1. Jan 10, 2005

### Nguyen Thanh Nam

Can I upload the images here? so that whenever you choose my topic, they're shown, no need for you to open attachments?
Any way, I am a non-native so I get difficulties solving this problem. Tell me! (it's easy but I can't use English to state some sentence)
The URL of the problem:

Thanks

2. Jan 10, 2005

### dextercioby

You can attach various types of files,provided their size in not too big...

As for the question:
HINT:Meke sure the function and the first derivative are both continuous in "1".

Daniel.

3. Jan 10, 2005

### vincentchan

let the first function is f(x) and the second function is g(x), in order for the first derivative exist @ x=1, there must meet 2 condition,
1). the function must continue at x=1, which mean f(1)=g(1) ,
2). the function must be smooth, which mean f'(x)=g'(x) @ x=1

now you have 2 equation and 2 unknown, a and b.......

4. Jan 10, 2005

### Nguyen Thanh Nam

They are continous in '1'
When you check out [f(x)-f(1)]/(x-1), will we need to let them in to ways: x->1+ and x->1-, right?
But how to write down? :-)
Andm you see, you need to download the img file, any better way so that it's shown in the post? As some mathematical functions are long and complicated

Thanks

5. Jan 10, 2005

### HallsofIvy

Staff Emeritus
No, you have to MAKE then continuous at x= 1! That's the whole point of the problem.

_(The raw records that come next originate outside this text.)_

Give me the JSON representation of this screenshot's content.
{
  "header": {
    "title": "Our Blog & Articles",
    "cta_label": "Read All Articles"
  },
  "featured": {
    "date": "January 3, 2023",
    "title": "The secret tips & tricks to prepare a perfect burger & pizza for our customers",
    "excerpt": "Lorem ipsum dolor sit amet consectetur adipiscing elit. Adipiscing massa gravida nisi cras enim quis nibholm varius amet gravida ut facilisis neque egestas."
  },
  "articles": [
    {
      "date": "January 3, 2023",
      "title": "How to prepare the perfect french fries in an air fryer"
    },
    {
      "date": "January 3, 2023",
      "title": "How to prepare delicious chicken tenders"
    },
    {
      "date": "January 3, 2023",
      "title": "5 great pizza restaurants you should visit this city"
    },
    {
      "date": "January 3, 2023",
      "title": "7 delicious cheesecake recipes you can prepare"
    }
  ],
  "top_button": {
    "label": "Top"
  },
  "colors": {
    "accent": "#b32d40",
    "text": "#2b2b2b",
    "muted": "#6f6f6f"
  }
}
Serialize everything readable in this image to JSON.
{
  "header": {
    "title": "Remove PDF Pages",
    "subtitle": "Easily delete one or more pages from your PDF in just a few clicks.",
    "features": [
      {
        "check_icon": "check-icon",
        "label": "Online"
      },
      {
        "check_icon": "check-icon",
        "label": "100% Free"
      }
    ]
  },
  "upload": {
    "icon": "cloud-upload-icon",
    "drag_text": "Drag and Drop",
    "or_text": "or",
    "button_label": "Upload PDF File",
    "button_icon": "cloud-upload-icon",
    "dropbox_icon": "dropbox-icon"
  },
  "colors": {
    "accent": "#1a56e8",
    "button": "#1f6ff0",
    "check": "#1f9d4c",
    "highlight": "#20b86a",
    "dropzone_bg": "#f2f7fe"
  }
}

Since $\sqrt{2-x^2}$ is continuous from the right, its value at x= 1 is 1
Since $x^2+ bx+ c$ is continuous for all x, we must have 1+ b+ c= 1. That gives one equation for b and c.

Now differentiate both formulas:

$\frac{df}{dx}= -x(2-x^2)^{-1/2}$ if x< 1
$\frac{df}{dx}= 2x+ a$ if x> 1

When x= 1, those are -1= 2+ a.